Description At Leeds children’s hospital we run regular multidisciplinary neonatal simulation. In our experience we found that with some creativity and resourcefulness, it is possible to create simple effective touches that add realism and draw candidates in for deeper experiential learning. Where we used low fidelity set up, on average candidates ranked the realism 4.3 (5-point Likert Score).
Improvements We share several novel ways to add fidelity to simulation whilst maintaining fiscal restraint.
Low fidelity newborn manikin covered with mint sauce, externally and into oropharynx, to mimic troublesome meconium in newborn.

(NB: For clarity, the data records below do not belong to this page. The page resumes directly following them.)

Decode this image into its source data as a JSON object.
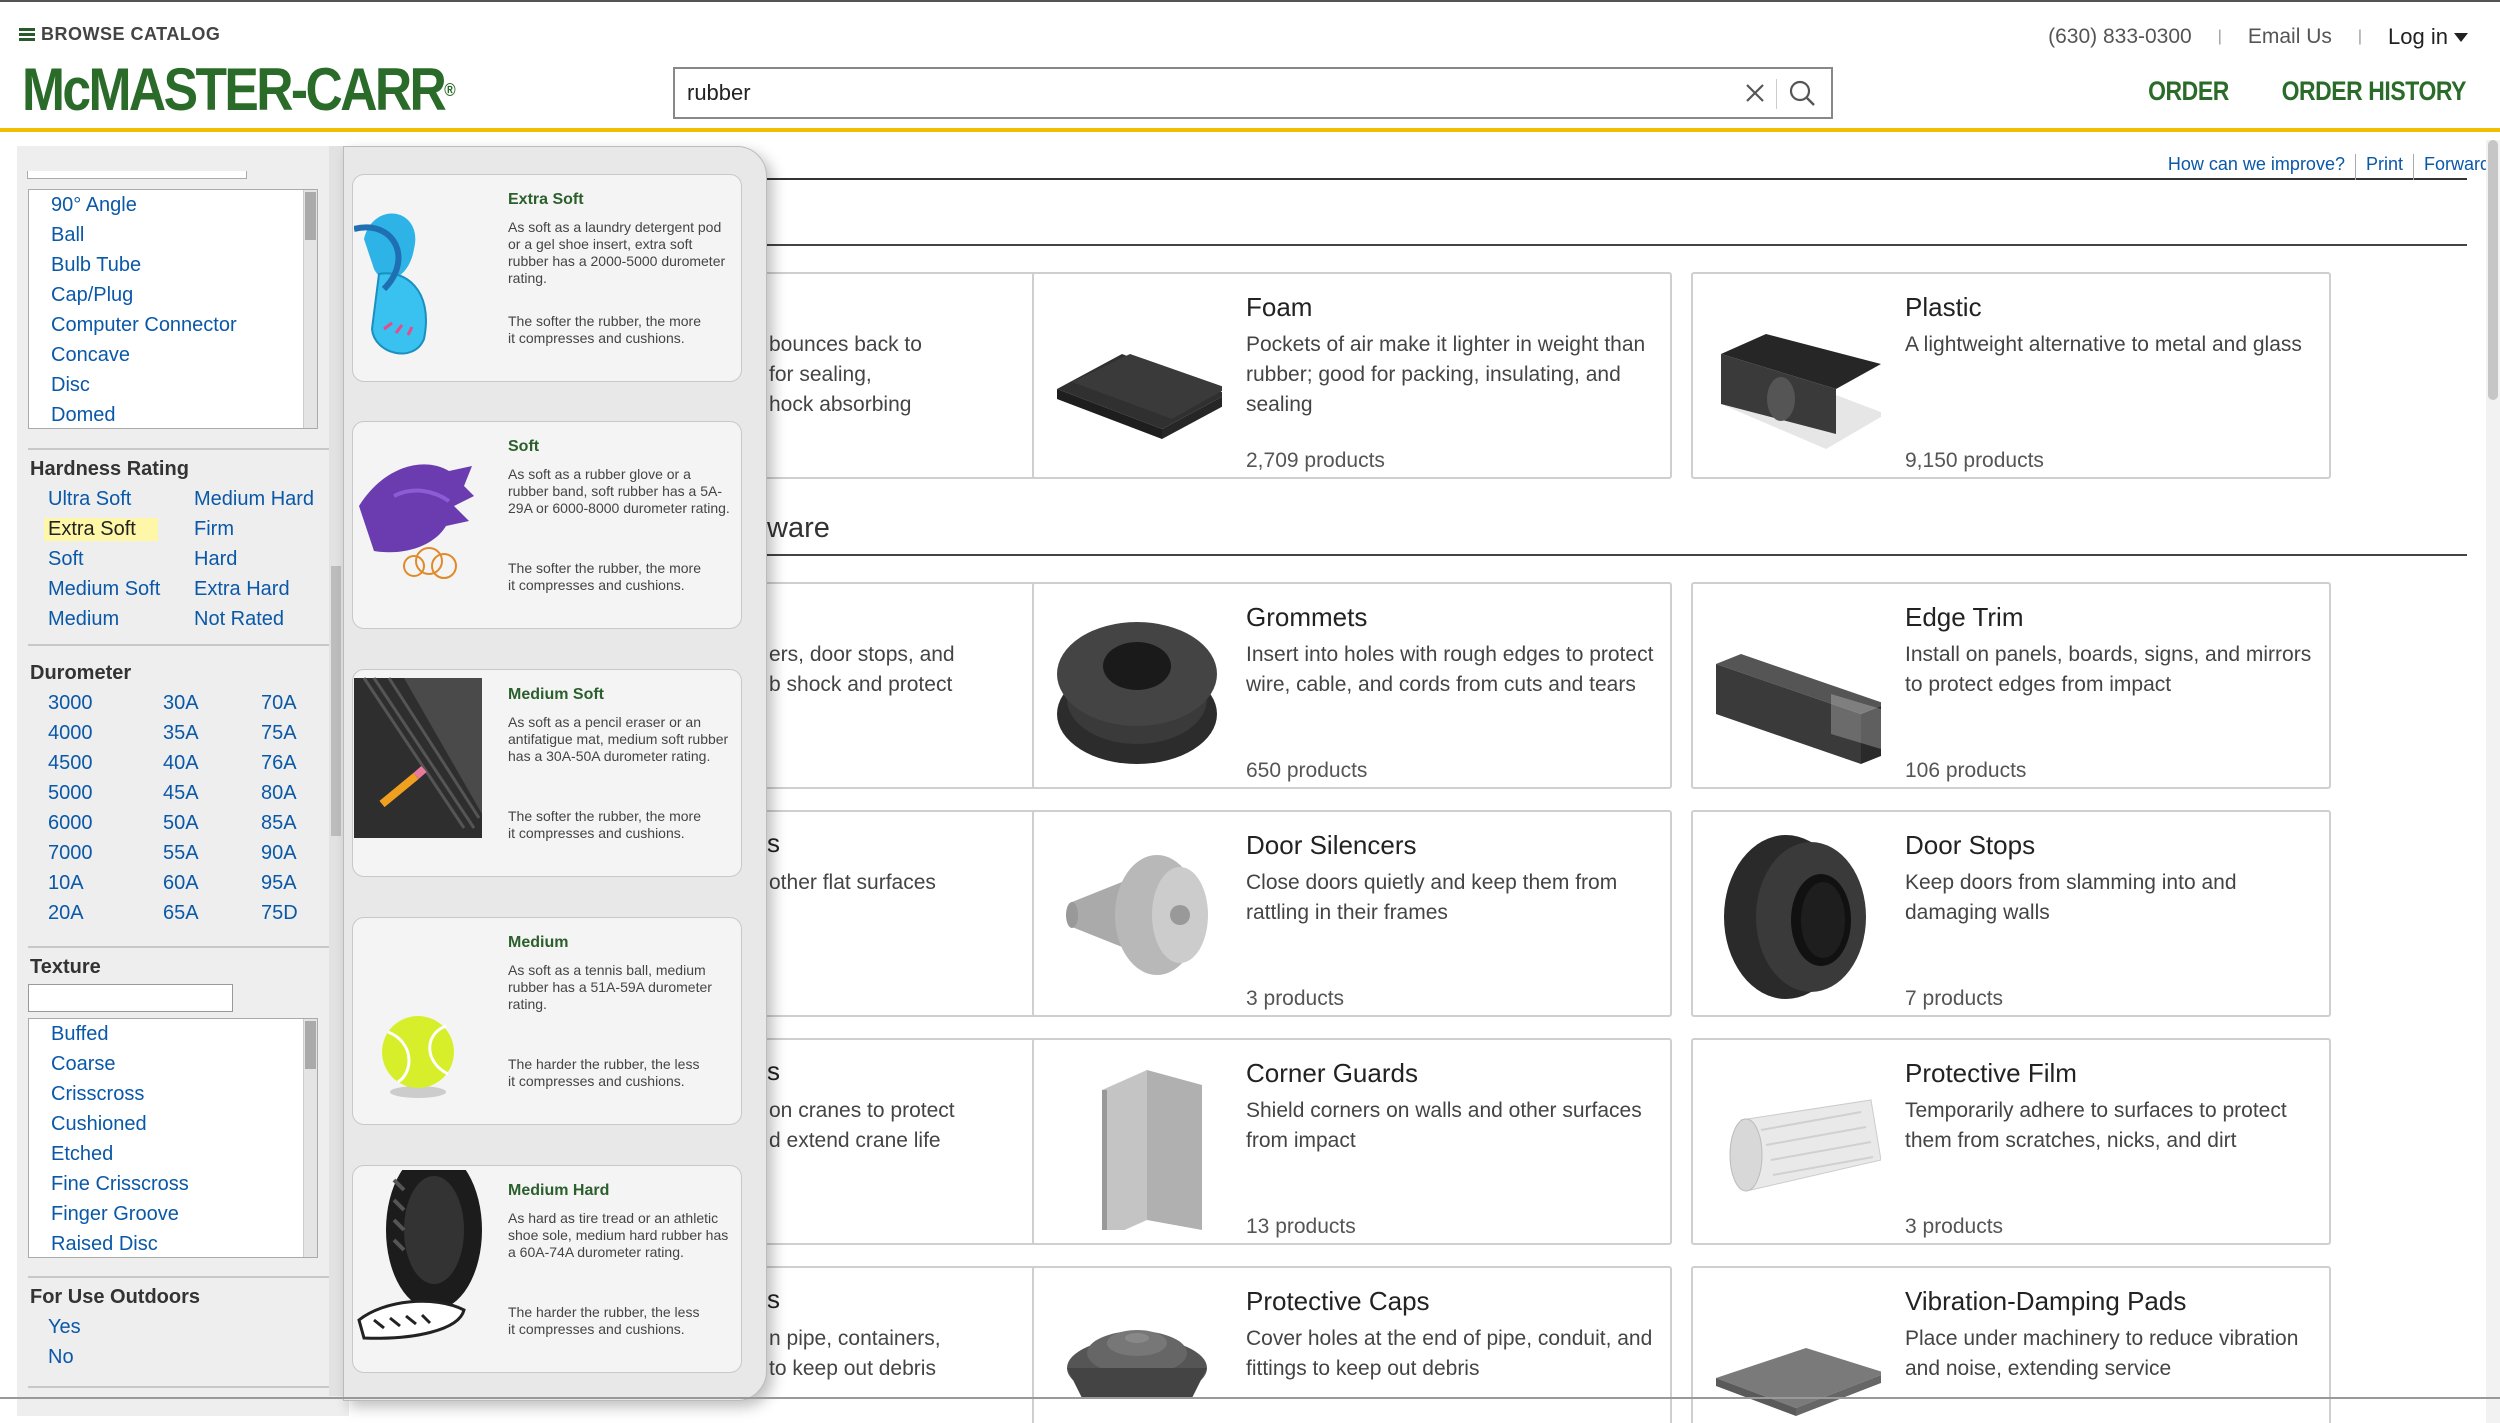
{
  "header": {
    "browse_label": "BROWSE CATALOG",
    "logo_text": "McMASTER-CARR",
    "phone": "(630) 833-0300",
    "email_label": "Email Us",
    "login_label": "Log in",
    "order_label": "ORDER",
    "order_history_label": "ORDER HISTORY",
    "search_value": "rubber",
    "accent_color": "#f0c000",
    "brand_color": "#2a6b2a"
  },
  "feedback": {
    "improve": "How can we improve?",
    "print": "Print",
    "forward": "Forward"
  },
  "filters": {
    "shape_list": [
      "90° Angle",
      "Ball",
      "Bulb Tube",
      "Cap/Plug",
      "Computer Connector",
      "Concave",
      "Disc",
      "Domed"
    ],
    "hardness": {
      "heading": "Hardness Rating",
      "col1": [
        "Ultra Soft",
        "Extra Soft",
        "Soft",
        "Medium Soft",
        "Medium"
      ],
      "col2": [
        "Medium Hard",
        "Firm",
        "Hard",
        "Extra Hard",
        "Not Rated"
      ],
      "selected": "Extra Soft"
    },
    "durometer": {
      "heading": "Durometer",
      "col1": [
        "3000",
        "4000",
        "4500",
        "5000",
        "6000",
        "7000",
        "10A",
        "20A"
      ],
      "col2": [
        "30A",
        "35A",
        "40A",
        "45A",
        "50A",
        "55A",
        "60A",
        "65A"
      ],
      "col3": [
        "70A",
        "75A",
        "76A",
        "80A",
        "85A",
        "90A",
        "95A",
        "75D"
      ]
    },
    "texture": {
      "heading": "Texture",
      "items": [
        "Buffed",
        "Coarse",
        "Crisscross",
        "Cushioned",
        "Etched",
        "Fine Crisscross",
        "Finger Groove",
        "Raised Disc"
      ]
    },
    "outdoors": {
      "heading": "For Use Outdoors",
      "items": [
        "Yes",
        "No"
      ]
    }
  },
  "popover": {
    "cards": [
      {
        "title": "Extra Soft",
        "desc": "As soft as a laundry detergent pod or a gel shoe insert, extra soft rubber has a 2000-5000 durometer rating.",
        "note": "The softer the rubber, the more it compresses and cushions.",
        "icon": "gel-insole-icon"
      },
      {
        "title": "Soft",
        "desc": "As soft as a rubber glove or a rubber band, soft rubber has a 5A-29A or 6000-8000 durometer rating.",
        "note": "The softer the rubber, the more it compresses and cushions.",
        "icon": "rubber-glove-icon"
      },
      {
        "title": "Medium Soft",
        "desc": "As soft as a pencil eraser or an antifatigue mat, medium soft rubber has a 30A-50A durometer rating.",
        "note": "The softer the rubber, the more it compresses and cushions.",
        "icon": "antifatigue-mat-icon"
      },
      {
        "title": "Medium",
        "desc": "As soft as a tennis ball, medium rubber has a 51A-59A durometer rating.",
        "note": "The harder the rubber, the less it compresses and cushions.",
        "icon": "tennis-ball-icon"
      },
      {
        "title": "Medium Hard",
        "desc": "As hard as tire tread or an athletic shoe sole, medium hard rubber has a 60A-74A durometer rating.",
        "note": "The harder the rubber, the less it compresses and cushions.",
        "icon": "tire-icon"
      }
    ]
  },
  "main": {
    "section2_title": "ware",
    "partial_cards": [
      "bounces back to\n for sealing,\nhock absorbing",
      "ers, door stops, and\nb shock and protect",
      "other flat surfaces",
      "on cranes to protect\nd extend crane life",
      "n pipe, containers,\nto keep out debris"
    ],
    "partial_titles": [
      "s",
      "s",
      "s"
    ],
    "cards": [
      {
        "title": "Foam",
        "desc": "Pockets of air make it lighter in weight than rubber; good for packing, insulating, and sealing",
        "count": "2,709 products",
        "icon": "foam-strip-icon"
      },
      {
        "title": "Plastic",
        "desc": "A lightweight alternative to metal and glass",
        "count": "9,150 products",
        "icon": "plastic-strip-icon"
      },
      {
        "title": "Grommets",
        "desc": "Insert into holes with rough edges to protect wire, cable, and cords from cuts and tears",
        "count": "650 products",
        "icon": "grommet-icon"
      },
      {
        "title": "Edge Trim",
        "desc": "Install on panels, boards, signs, and mirrors to protect edges from impact",
        "count": "106 products",
        "icon": "edge-trim-icon"
      },
      {
        "title": "Door Silencers",
        "desc": "Close doors quietly and keep them from rattling in their frames",
        "count": "3 products",
        "icon": "door-silencer-icon"
      },
      {
        "title": "Door Stops",
        "desc": "Keep doors from slamming into and damaging walls",
        "count": "7 products",
        "icon": "door-stop-icon"
      },
      {
        "title": "Corner Guards",
        "desc": "Shield corners on walls and other surfaces from impact",
        "count": "13 products",
        "icon": "corner-guard-icon"
      },
      {
        "title": "Protective Film",
        "desc": "Temporarily adhere to surfaces to protect them from scratches, nicks, and dirt",
        "count": "3 products",
        "icon": "protective-film-icon"
      },
      {
        "title": "Protective Caps",
        "desc": "Cover holes at the end of pipe, conduit, and fittings to keep out debris",
        "count": "",
        "icon": "protective-cap-icon"
      },
      {
        "title": "Vibration-Damping Pads",
        "desc": "Place under machinery to reduce vibration and noise, extending service",
        "count": "",
        "icon": "damping-pad-icon"
      }
    ]
  }
}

Hand newborn baby wrapped in wet towel and create draft in room by keeping window open. Discuss environmental thermoregulation at birth.
‘Gastroschisis bowel’ from a combination of redcurrant jelly enveloped in sausage skin. (Can be freezed and reused)
Simulation app with iPhone monitor, to recreate sound effects from real monitors.
Laminated drug charts with wipe-off pens, to avoid throwing out drug charts after every scenario.
Take home message There is evidence to support that simulation does not need to be costly and highly technological for it to be beneficial.1 We encourage more widespread sharing of these simple novel ideas so simulation is not reserved for departments with simulation centres and expensive models, but made accessible to units with low budgets and highly ingenious ideas.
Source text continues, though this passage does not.